14.5. The Licensor’s liability to you under this Licence Agreement is limited to refunding the Licence Fee or proportion thereof in respect of which the breach has occurred or to providing the Software again, and the Licensor excludes all statutory liability, implied conditions and warranties and liability for economic, consequential or indirect losses, expenses, damages and costs incurred by you provided that the Licensor does not exclude or restrain the application of any legislation (including the Trade Practices Act) where to do so would:

14.5.1. contravene the legislation; or

14.5.2. result in any part of this clause being deemed void.

14.6. Under no circumstances will the Licensor be liable to you in contract or in tort (including negligence) or otherwise, for any loss or damage (including indirect or consequential loss or damage), howsoever caused, which may be suffered or incurred or which may arise directly or indirectly out of or in connection with this Licence Agreement whether or not such loss or damage was foreseeable or contemplated by any party.

15. INDEMNITY

15.1. You use the Software at your own risk.

15.2. You will indemnify the Licensor from and against all actions, claims and demands of any nature and howsoever arising from or relating to the use or functionality of the Software except to the extent that such actions, claims and demands are caused by or contributed to by the wilful or negligent act or omission of the Licensor, its employees or agents or any one or more of them.

16. GOODS AND SERVICES TAX

16.1. For the purposes of this clause 15 expressions bear the same meaning as those expressions in the GST Act.

16.2. To the extent that a party makes a taxable supply in connection with this Licence Agreement except where express provision is made to the contrary, and subject to this clause15 the consideration payable by you under this Licence Agreement represents the value of the taxable supply for which payment is to be made.

16.3. Subject to clause 15.4. if a party makes a taxable supply in connection with this Licence Agreement for a consideration which, under clause 15.2 represents its value then the party liable to pay for the taxable supply must also pay, at the same time and in the same manner as the value is otherwise payable, the amount of any GST payable in respect of the taxable supply.
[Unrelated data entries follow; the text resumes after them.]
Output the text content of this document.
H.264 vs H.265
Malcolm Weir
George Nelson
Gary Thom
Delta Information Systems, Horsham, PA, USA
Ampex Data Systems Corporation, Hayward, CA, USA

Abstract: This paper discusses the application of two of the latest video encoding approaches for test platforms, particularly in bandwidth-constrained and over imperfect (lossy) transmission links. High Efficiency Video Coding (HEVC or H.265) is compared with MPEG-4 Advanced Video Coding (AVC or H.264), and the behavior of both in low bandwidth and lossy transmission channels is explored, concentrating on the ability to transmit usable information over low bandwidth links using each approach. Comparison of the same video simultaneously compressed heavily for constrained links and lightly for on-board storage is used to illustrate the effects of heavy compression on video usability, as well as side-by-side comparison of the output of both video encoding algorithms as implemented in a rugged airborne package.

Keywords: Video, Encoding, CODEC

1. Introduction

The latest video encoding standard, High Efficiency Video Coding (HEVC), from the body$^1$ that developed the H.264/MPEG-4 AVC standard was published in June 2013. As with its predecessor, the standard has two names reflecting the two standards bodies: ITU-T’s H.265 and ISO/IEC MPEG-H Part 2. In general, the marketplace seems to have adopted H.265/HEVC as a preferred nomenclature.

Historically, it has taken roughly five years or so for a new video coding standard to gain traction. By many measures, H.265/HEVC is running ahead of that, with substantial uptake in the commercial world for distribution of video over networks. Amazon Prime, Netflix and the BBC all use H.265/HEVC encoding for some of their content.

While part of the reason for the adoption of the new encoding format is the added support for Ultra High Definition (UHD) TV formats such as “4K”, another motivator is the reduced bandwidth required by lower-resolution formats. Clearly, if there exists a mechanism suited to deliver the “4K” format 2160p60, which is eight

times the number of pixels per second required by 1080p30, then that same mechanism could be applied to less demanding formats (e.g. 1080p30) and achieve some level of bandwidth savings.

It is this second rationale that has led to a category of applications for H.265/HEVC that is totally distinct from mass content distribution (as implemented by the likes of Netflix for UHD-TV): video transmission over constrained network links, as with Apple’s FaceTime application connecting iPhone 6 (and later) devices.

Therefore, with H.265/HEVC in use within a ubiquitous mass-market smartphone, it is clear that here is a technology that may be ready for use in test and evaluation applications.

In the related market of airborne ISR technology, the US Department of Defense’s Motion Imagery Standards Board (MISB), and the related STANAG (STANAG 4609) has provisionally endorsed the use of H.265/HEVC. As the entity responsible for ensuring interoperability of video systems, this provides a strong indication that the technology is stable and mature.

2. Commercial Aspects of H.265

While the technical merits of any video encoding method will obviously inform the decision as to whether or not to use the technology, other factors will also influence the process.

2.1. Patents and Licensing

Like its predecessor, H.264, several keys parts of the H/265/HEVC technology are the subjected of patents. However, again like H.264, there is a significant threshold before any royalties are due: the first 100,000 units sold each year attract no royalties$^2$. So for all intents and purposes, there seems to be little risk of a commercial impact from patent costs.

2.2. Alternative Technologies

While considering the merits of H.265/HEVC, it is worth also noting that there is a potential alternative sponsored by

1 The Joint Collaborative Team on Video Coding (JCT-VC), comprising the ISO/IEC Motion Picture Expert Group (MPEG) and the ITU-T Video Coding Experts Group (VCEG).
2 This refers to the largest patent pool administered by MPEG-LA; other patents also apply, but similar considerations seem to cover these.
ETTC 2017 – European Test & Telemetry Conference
16.4. A party’s right to payment under clause 15.3 is subject to a valid tax invoice being delivered to the party liable to pay for the taxable supply.

16.5. Unless otherwise specified, all amounts stipulated in this Licence Agreement will be exclusive of GST.

17. AMENDMENT

This Licence Agreement may not be amended modified or supplemented except by written agreement by the parties or persons duly authorised on behalf of the parties.

18. WAIVER

No waiver by any party of any default in the strict and literal performance of or compliance with any provision condition or requirement in this Licence Agreement will be deemed to be a waiver of strict and literal performance of and compliance with any other provision, condition or requirement of this Licence Agreement nor to be a waiver of or in any way release any party from compliance with any provision condition or requirement in the future nor will any delay or omission of any party to exercise any right under this Licence Agreement in any manner impair the exercise of such right accruing to it thereafter.

19. JURISDICTION

This Licence Agreement will be governed by and construed in accordance with the law of the State of Victoria and each of the parties hereby submits to the jurisdiction of the Courts of the State of Victoria.

20. INVALIDITY OF A CLAUSE

Notwithstanding anything to the contrary in this Licence Agreement, if any provision of this Licence Agreement will be invalid and not enforceable in accordance with its terms, all other provisions which are self-sustaining and capable of separate enforcement without regard to the invalid provisions will be and continue to be valid and enforceable in accordance with those terms.